Remember those “20 things about me” lists that sometimes go around Facebook? Twenty seemingly random questions may seem innocent, but a few can reveal more about a person than they realize.

• What was your most embarrassing moment?

• Have you ever played hooky?

• What was the name of your first elementary school?

• What was your childhood pet’s name?

Looking at this list of questions, you should quickly see one that is familiar. If you have ever set up an online account with security questions, like at a bank or credit company, you have most certainly seen the 3rd question.

Companies use security questions to validate your account in the result of being locked out for a forgotten password. Imagine if this information is sitting out there on social media.

Till death do us part

It is a very common practice for married women to use their maiden names in their profiles, so that childhood friends can find them. No harm in this right? Well what if you and your mother are friends on Facebook? Better yet, you tag your mother as a relative.

Does the security question, “What is your mother’s maiden name” ring any bells? Unfortunately, seemingly innocent social media interactions can create large security risks in real life.

The big issue

The real problem is not with social media and its privacy policies, but rather that we as users are so willing to trust someone with our most personal information. We are our own biggest threats when it comes to social media use. Information gathered on social media sites are used everyday against people. You can stop the risk by making informed choices and being aware of the information you are giving the world. You have to be diligent about the information you are willing to share, and who you share it with. A good rule of thumb is to assume no privacy and be your own content filter.

ISPs

In order to connect to the the internet you must have an ISP. As inhabitants of the world wide web, we rely on these companies to provide us with the connectivity that we desire. While there are many forms of internet service including dial-up, DSL, cable, and even satellite, one thing is the same across the board; they are watching you.

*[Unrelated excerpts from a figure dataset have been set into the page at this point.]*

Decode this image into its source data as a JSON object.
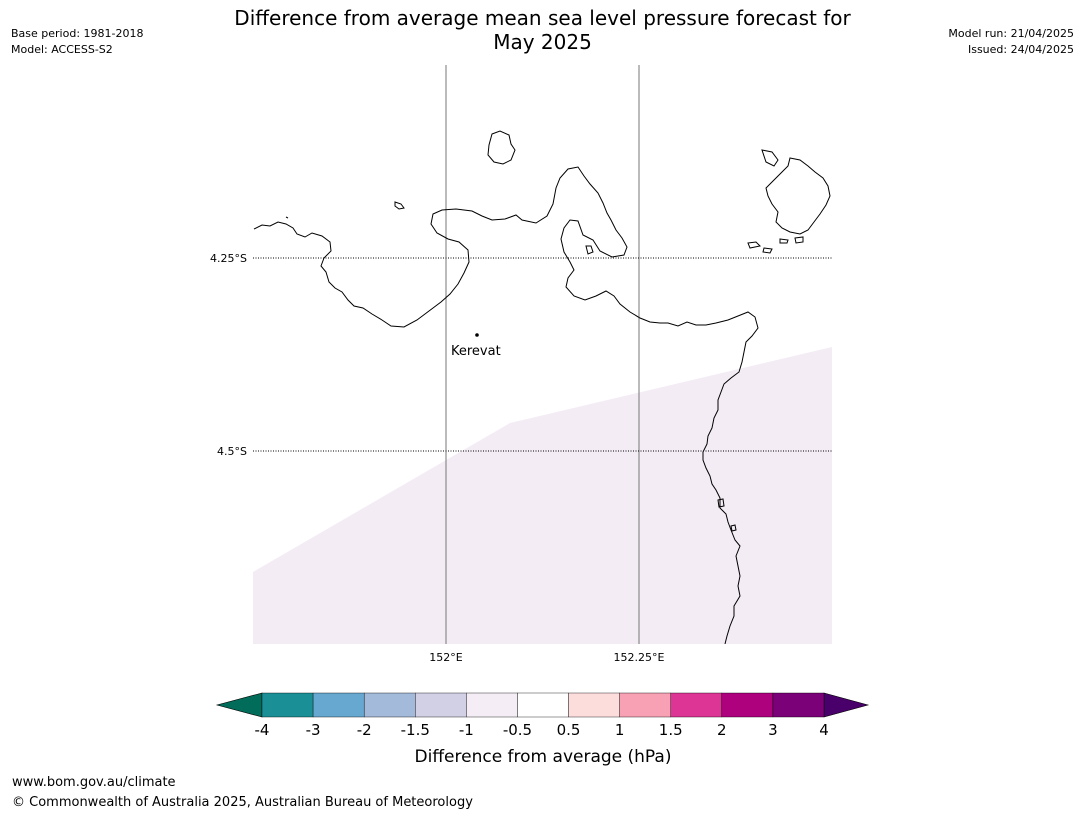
{
  "title": {
    "line1": "Difference from average mean sea level pressure forecast for",
    "line2": "May 2025"
  },
  "meta_left": {
    "base_period": "Base period: 1981-2018",
    "model": "Model: ACCESS-S2"
  },
  "meta_right": {
    "model_run": "Model run: 21/04/2025",
    "issued": "Issued: 24/04/2025"
  },
  "map": {
    "lat_labels": [
      "4.25°S",
      "4.5°S"
    ],
    "lon_labels": [
      "152°E",
      "152.25°E"
    ],
    "place_label": "Kerevat",
    "shaded_region_color": "#f3ecf5",
    "coastline_color": "#000000"
  },
  "colorbar": {
    "title": "Difference from average (hPa)",
    "tick_labels": [
      "-4",
      "-3",
      "-2",
      "-1.5",
      "-1",
      "-0.5",
      "0.5",
      "1",
      "1.5",
      "2",
      "3",
      "4"
    ],
    "colors": [
      "#1a9096",
      "#67a8d0",
      "#a4badb",
      "#d1d0e5",
      "#f4edf6",
      "#ffffff",
      "#fddcdc",
      "#f8a0b4",
      "#dc3596",
      "#ae017e",
      "#7a0177"
    ],
    "under_color": "#016c59",
    "over_color": "#49006a"
  },
  "footer": {
    "website": "www.bom.gov.au/climate",
    "copyright": "© Commonwealth of Australia 2025, Australian Bureau of Meteorology"
  }
}
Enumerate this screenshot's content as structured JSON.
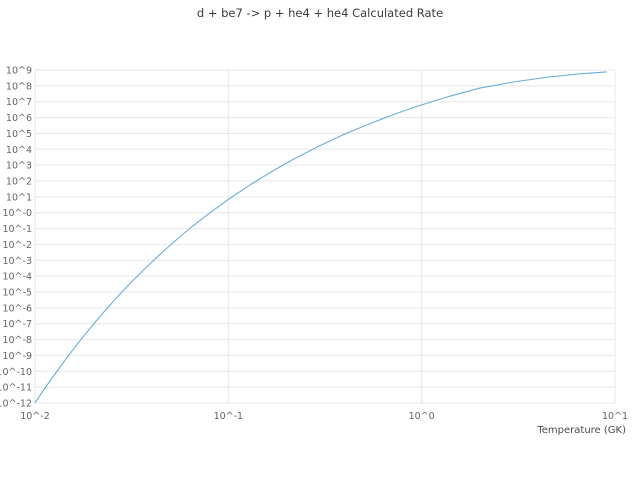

Internet traffic travels in packets of information. Every single packet that comes from your network is sent out to your ISP to be routed to the Internet. Each packet is traversing your ISP's vast network of routers, switches, and servers just so you can reach a dot com.

Considering the amount of traffic that most ISPs process in just a single minute, all types of traffic from email, searches, and video chats, it is no wonder that we are willing to throw some serious money at the ISP just to stay connected. There is no denying these companies have a big job to do.

In these days of constant interconnectivity, it is easy to forget that internet access is a privilege and not a right. As a result, we are subject to the terms and conditions dictated by our ISP. For just about every provider out there, this includes logging and monitoring internet activity.

To understand why providers would log and monitor traffic, let’s step back in history to the Digital Millenium Copyright Act of 1998 (DMCA). Fresh off the heels of Napster turning the music industry upside down with its peer to peer file sharing of copyrighted music, President Clinton signed a piece of legislation that really brought about the age online of monitoring. While the DMCA was multi-faceted, one major focus was the liability exemption of ISPs from copyright infringement - if they aided in stopping it.

This gives IPSs all the motivation needed to start actively monitoring its users, because it exempts them from liability for its users actions. Not a bad setup if you are an ISP.

Truthfully, we do not know to what extent the ISPs are watching and monitoring individual users online activity. If you live in a place where the government controls the ISPs, like China, users should expect little to no privacy from their provider. Here in the US, it is a bit more nebulous and no one knows  what the future holds for net privacy.